Когда я читала там, в доме среди сада, в библиотеке Старика «Степного волка» или «Доктора Фаустуса» у меня было чувство, что я заглядываю в бездну, что я не способна объять полностью миры Гессе и Томаса Манна, что вселенные эти многообразны и бесконечны. Теперь же Мураками будто приучал меня к упрощениям, к чувственной и мыслительной выхолощенности. И становилось страшно, что после этих текстов мне будет трудно читать что-то настоящее, серьезное. Будто кто-то делает вид, что насыщает мой разум чем-то важным, на самом деле не давая ничего. Если позволять себе смотреть сериалы или развлекательное американское кино, очень скоро ловишь себя на том, что серьезные ленты… скучны, что ли? Как многие выражаются – «грузят». Нельзя поддаваться. И я скачала Борхеса и «Приглашение на казнь» Набокова.
– Сандра, а ты дневник продолжаешь?
– Да, – гордо ответила я и в тот же день записала: «Мураками. Псевдосимволизм. Сопливо и как для средних школьников, если бы не частые упоминания о собственном члене автора, которым он наделяет то одного, то другого героя своих книг. Из-за этого члена его книги – для недоразвитых взрослых».

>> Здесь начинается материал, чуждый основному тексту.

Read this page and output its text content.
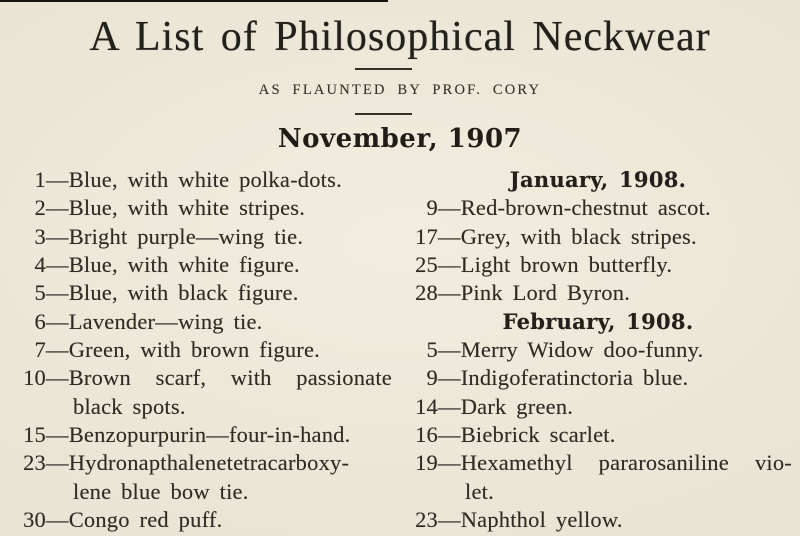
A List of Philosophical Neckwear
AS FLAUNTED BY PROF. CORY
November, 1907
1 —Blue, with white polka-dots.
2 —Blue, with white stripes.
3 —Bright purple—wing tie.
4 —Blue, with white figure.
5 —Blue, with black figure.
6 —Lavender—wing tie.
7 —Green, with brown figure.
10 —Brown scarf, with passionate
black spots.
15 —Benzopurpurin—four-in-hand.
23 —Hydronapthalenetetracarboxy-
lene blue bow tie.
30 —Congo red puff.
January, 1908.
9 —Red-brown-chestnut ascot.
17 —Grey, with black stripes.
25 —Light brown butterfly.
28 —Pink Lord Byron.
February, 1908.
5 —Merry Widow doo-funny.
9 —Indigoferatinctoria blue.
14 —Dark green.
16 —Biebrick scarlet.
19 —Hexamethyl pararosaniline vio-
let.
23 —Naphthol yellow.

Старая липа еще тучнела, обжираясь солнцем, жарой, алкая ливни. Толпилась и распиралась ее курчавая крона. Липа пухла, пузатилась – цвела. Липу пучило. Избыточное ее существование прорывалось ароматными воздухами, приманивало на извержения рои похотливых пчел путаться с липой в разврате и вынашивать сладостную свою целебную тяжесть. Судя по осанке, мощности роста, широте и густистости кроны, по обширности ствола и общей величественности, в липе текли царственные соки. Исторжение благородных запахов являло особый признак высокородности. Липа взлетала в ароматных парах, своим исполинским ростом разворачивая, руша небесную безмятежность. Липа парила. С притворным целомудрием прикрыв свою дикую густоту чешуей цветения – россыпью сдвоенных ушек с лохматыми помпончиками на жестких нитках-креплениях, утопая в расточаемой ими пудре, липа загуливала с ветром, впуская его внутрь себя, и он шуршал, двигался в ней, приторно шевелился, зная, что творит царице приятное, то затихал, то вновь принимался за сладострастное свое дело. Липа распахивалась и пахла. Под липой, в подвижном шатре из пыльцы должна была бы спать древним дневным сном царица. Ее подмышки имели бы запах ядовитых бутонов. Опасно благоухали бы гладкие впадины, будто истекая соком злого цветения. Аромат будоражил бы темнотой. В обычной жизни, вне шатра под липой, она предпочитала бы начисто устранять, уничтожать прельстительность, преступно прячась и маскируясь тщательнейшим мытьем и слабыми, бесцветными отдушками. Но временами можно было бы поймать ее, не успевшую смыть свою манкость.